Many AWS Sites Recover, Some Face Longer Wait

As the performance problems with the Amazon cloud platform enter a second day, Amazon says it has isolated the issues to a single availability zone. As the Amazon team continues to work to restore the remaining services, many AWS customers that were offline Thursday have managed to get their sites up and running.

As the performance problems with the Amazon Web Services cloud computing platform enter a second day, Amazon says it has isolated the issues to a single availability zone in the Eastern United States. As the Amazon team continues to work to restore the remaining services, many AWS customers that were offline Thursday have managed to get their sites up and running (with the notable exception of Reddit, which remains in read-only mode).

In an update Friday morning, Amazon says some "stuck" storage volumes using its Elastic Block Storage service will face a lengthier recovery. "We expect that we'll reach a point where a minority of these stuck volumes will need to be restored with a more time consuming process, using backups made to S3 yesterday (these will have longer recovery times for the affected volumes)," Amazon reports on its AWS service dashboard. "When we get to that point, we'll let folks know."

In the meantime, there's lots of analysis, reaction and commentary on the lengthy outage for Amazon's cloud computing platform.
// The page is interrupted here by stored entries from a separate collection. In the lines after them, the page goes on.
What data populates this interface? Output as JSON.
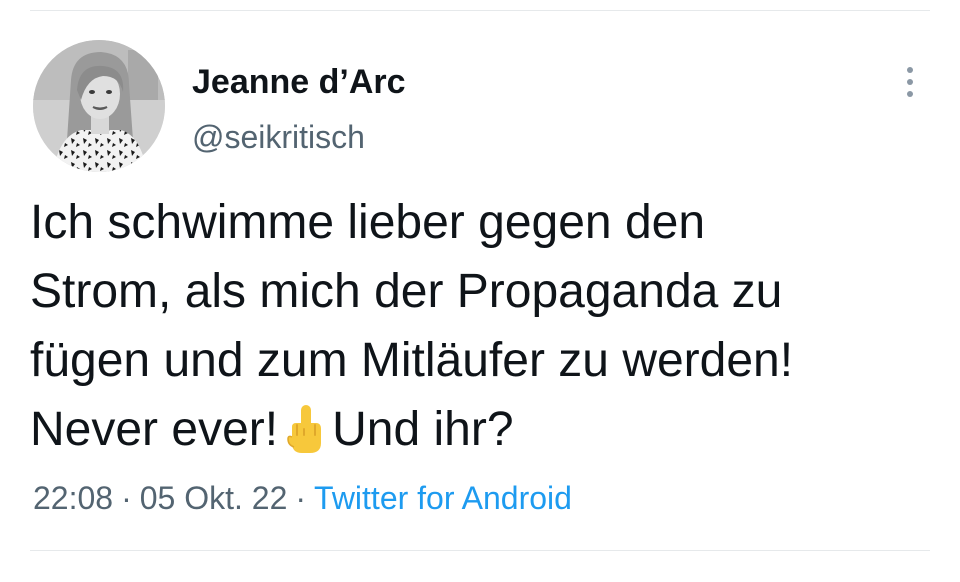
{
  "tweet": {
    "author": {
      "display_name": "Jeanne d’Arc",
      "handle": "@seikritisch",
      "avatar_icon": "profile-photo"
    },
    "text_lines": [
      "Ich schwimme lieber gegen den",
      "Strom, als mich der Propaganda zu",
      "fügen und zum Mitläufer zu werden!"
    ],
    "last_line": {
      "before_emoji": "Never ever!",
      "emoji": "middle-finger-emoji",
      "after_emoji": "Und ihr?"
    },
    "meta": {
      "time": "22:08",
      "separator": "·",
      "date": "05 Okt. 22",
      "source": "Twitter for Android"
    },
    "more_icon": "more-vertical-icon"
  },
  "colors": {
    "text": "#0f1419",
    "secondary": "#536471",
    "link": "#1d9bf0",
    "divider": "#e6e9eb",
    "emoji": "#f7c83b"
  }
}
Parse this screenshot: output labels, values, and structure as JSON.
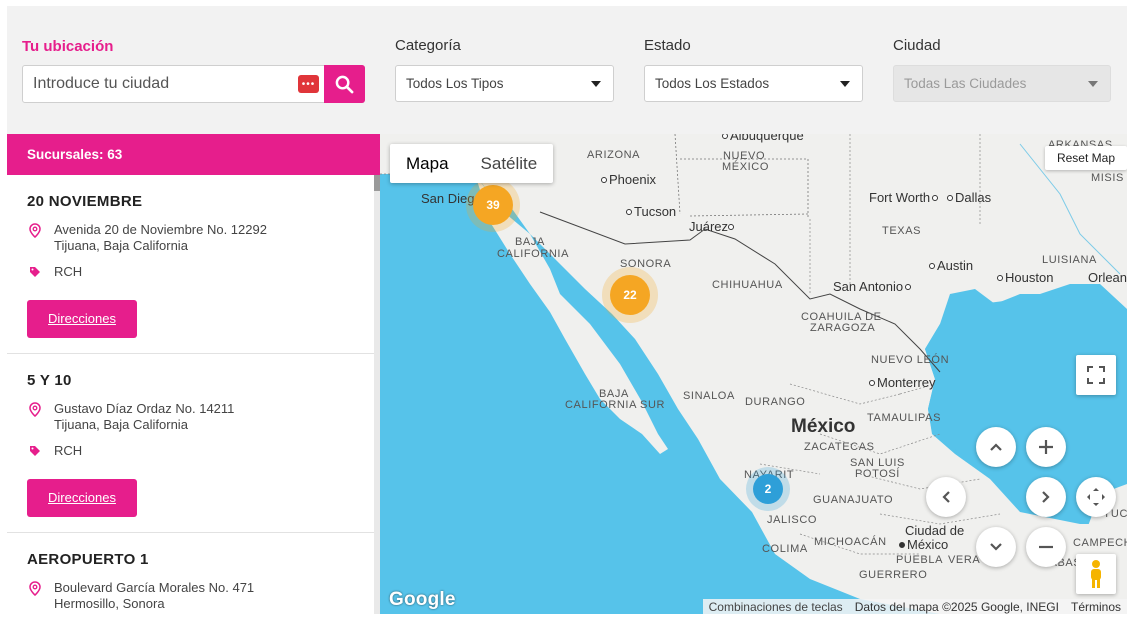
{
  "filters": {
    "location_label": "Tu ubicación",
    "location_placeholder": "Introduce tu ciudad",
    "category_label": "Categoría",
    "category_value": "Todos Los Tipos",
    "state_label": "Estado",
    "state_value": "Todos Los Estados",
    "city_label": "Ciudad",
    "city_value": "Todas Las Ciudades"
  },
  "list": {
    "count_label": "Sucursales: 63",
    "stores": [
      {
        "name": "20 NOVIEMBRE",
        "address_line1": "Avenida 20 de Noviembre No. 12292",
        "address_line2": "Tijuana, Baja California",
        "tag": "RCH",
        "button": "Direcciones"
      },
      {
        "name": "5 Y 10",
        "address_line1": "Gustavo Díaz Ordaz No. 14211",
        "address_line2": "Tijuana, Baja California",
        "tag": "RCH",
        "button": "Direcciones"
      },
      {
        "name": "AEROPUERTO 1",
        "address_line1": "Boulevard García Morales No. 471",
        "address_line2": "Hermosillo, Sonora"
      }
    ]
  },
  "map": {
    "type_map": "Mapa",
    "type_satellite": "Satélite",
    "reset": "Reset Map",
    "clusters": [
      {
        "count": "39",
        "color": "#f5a623"
      },
      {
        "count": "22",
        "color": "#f5a623"
      },
      {
        "count": "2",
        "color": "#2e9fd8"
      }
    ],
    "labels": {
      "albuquerque": "Albuquerque",
      "arizona": "ARIZONA",
      "nuevo_mexico_1": "NUEVO",
      "nuevo_mexico_2": "MÉXICO",
      "phoenix": "Phoenix",
      "tucson": "Tucson",
      "san_diego": "San Dieg",
      "juarez": "Juárez",
      "baja_california_1": "BAJA",
      "baja_california_2": "CALIFORNIA",
      "sonora": "SONORA",
      "chihuahua": "CHIHUAHUA",
      "fort_worth": "Fort Worth",
      "dallas": "Dallas",
      "texas": "TEXAS",
      "austin": "Austin",
      "houston": "Houston",
      "san_antonio": "San Antonio",
      "luisiana": "LUISIANA",
      "orleans": "Orleans",
      "arkansas": "ARKANSAS",
      "misis": "MISIS",
      "coahuila_1": "COAHUILA DE",
      "coahuila_2": "ZARAGOZA",
      "nuevo_leon": "NUEVO LEÓN",
      "monterrey": "Monterrey",
      "bcs_1": "BAJA",
      "bcs_2": "CALIFORNIA SUR",
      "sinaloa": "SINALOA",
      "durango": "DURANGO",
      "mexico": "México",
      "tamaulipas": "TAMAULIPAS",
      "zacatecas": "ZACATECAS",
      "san_luis_1": "SAN LUIS",
      "san_luis_2": "POTOSÍ",
      "nayarit": "NAYARIT",
      "guanajuato": "GUANAJUATO",
      "jalisco": "JALISCO",
      "cdmx_1": "Ciudad de",
      "cdmx_2": "México",
      "colima": "COLIMA",
      "michoacan": "MICHOACÁN",
      "puebla": "PUEBLA",
      "veracruz": "VERA",
      "guerrero": "GUERRERO",
      "tabasco": "TABASCO",
      "campeche": "CAMPECHE",
      "yuc": "YUC"
    },
    "google": "Google",
    "attribution_keys": "Combinaciones de teclas",
    "attribution_data": "Datos del mapa ©2025 Google, INEGI",
    "attribution_terms": "Términos"
  },
  "colors": {
    "brand": "#e61e8c",
    "water": "#56c3ea",
    "land": "#f0f0ee"
  },
  "icons": {
    "search": "search-icon",
    "pin": "map-pin-icon",
    "tag": "tag-icon",
    "fullscreen": "fullscreen-icon",
    "pegman": "pegman-icon"
  }
}
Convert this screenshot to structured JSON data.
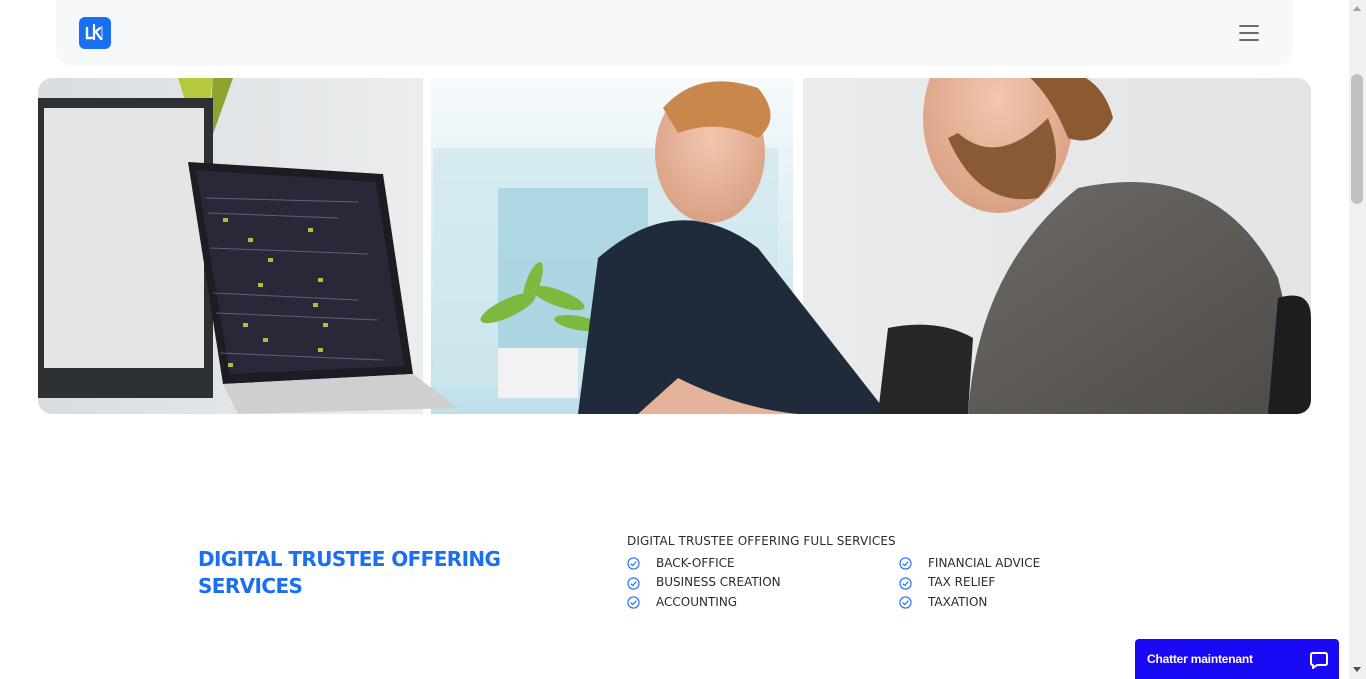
{
  "header": {
    "logo_icon": "brand-logo",
    "menu_icon": "hamburger-menu-icon"
  },
  "hero": {
    "image_description_icon": "office-photo"
  },
  "services": {
    "title": "DIGITAL TRUSTEE OFFERING SERVICES",
    "subtitle": "DIGITAL TRUSTEE OFFERING FULL SERVICES",
    "column1": [
      "BACK-OFFICE",
      "BUSINESS CREATION",
      "ACCOUNTING"
    ],
    "column2": [
      "FINANCIAL ADVICE",
      "TAX RELIEF",
      "TAXATION"
    ],
    "check_icon": "check-circle-icon"
  },
  "chat": {
    "label": "Chatter maintenant",
    "icon": "chat-bubble-icon"
  },
  "colors": {
    "accent": "#1a6ff0",
    "chat": "#1a09f5",
    "header_bg": "#f7f8fa"
  }
}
Here's a roundup of some notable links:

  • Single Points of Failure - From Cloudability: "It must be said that as the Cloud actually makes a backup facility much, much cheaper than ever before, today’s downtime was avoidable for most of the affected sites. Deployment technologies such as Puppet, Chef, Capistrano, et al and price effective multi-location database setups (such as nightly backups to a second availability zone or cloud provider) brings a full backup option within the price range of even the most meta of startups."
  • AWS is down: Why the sky is falling - From Justin Santa Barbara, founder of Fathom DB: "This morning, multiple availability zones failed in the us-east region. AWS broke their promises on the failure scenarios for Availability Zones. It means that AWS have a common single point of failure (assuming it wasn't a winning-the-lottery-while-being-hit-by-a-meteor-odds coincidence). The sites that are down were correctly designing to the 'contract'; the problem is that AWS didn't follow their own specifications. Whether that happened through incompetence or dishonesty or something a lot more forgivable entirely, we simply don't know at this point. But the engineers at quora, foursquare and reddit are very competent, and it's wrong to point the blame in that direction."
  •’s real problem isn’t the outage, it’s the communication - From Keith Smith, CEO of BigDoor: "We’ve managed to find workarounds to the technical challenges. But it was disconcerting to us that Amazon’s otherwise stellar system was being marred. Not so much by a temporary technical issue, rather by what seemed like an unwillingness to embrace transparency. Today that lack of transparency has continued. As problems continued throughout the day, we experienced the obvious frustration from the system failure. But Amazon’s communication failure was even more alarming."
  • How Netflix handled the AWS problems without interruptions: - A discussion on Hacker News about how Netflix, one of Amazon's major customers, handled the outage without interruptions. "Netflix showed some increased latency, internal alarms went off but hasn't had a service outage. ... "Netflix is deployed in three zones, sized to lose one and keep going. Cheaper than cost of being down."
  • Why Twilio Wasn’t Affected by Today’s AWS Issues - From the Twilio Engineering Blog:"Twilio’s APIs and service were not impacted by the AWS issues today. As we’ve grown and scaled Twilio on Amazon AWS, we’ve followed a set of architectural design principles to minimize the impact of occasional, but inevitable issues in underlying infrastructure."
  • Heroku, DotCloud, Engine Yard Hit Hard: From Derrick Harris at GigaOm: "(The outage affected) at least three popular platform-as-a-service providers — Heroku, Engine Yard and DotCloud. That’s because many platform-as-a-service (PaaS) offerings are hosted with AWS, essentially adding a developer-friendly layer of abstraction of the AWS infrastructure to make writing and deploying applications even easier than with AWS. Of course, the downfall is that as goes AWS, so goes your PaaS provider."
  • What to Do When Your Cloud is Down - From Bob Garfield at Smoothspan: "Most SaaS companies have to get huge before they can afford multiple physical data centers if they own the data centers. But if you’re using a Cloud that offers multiple physical locations, you have the ability to have the extra security of multiple physical data centers very cheaply. The trick is, you have to make use of it, but it’s just software. A service like Heroku could’ve decided to spread the applications it’s hosting evenly over the two regions or gone even further afield to offshore regions. This is one of the dark sides of multitenancy, and an unnecessary one at that. Architects should be designing not for one single super apartment for all tenants, but for a relatively few apartments, and the operational flexibility to make it easy via dashboard to automatically allocate their tenants to whatever apartments they like, and then change their minds and seamlessly migrate them to new accommodations as needed."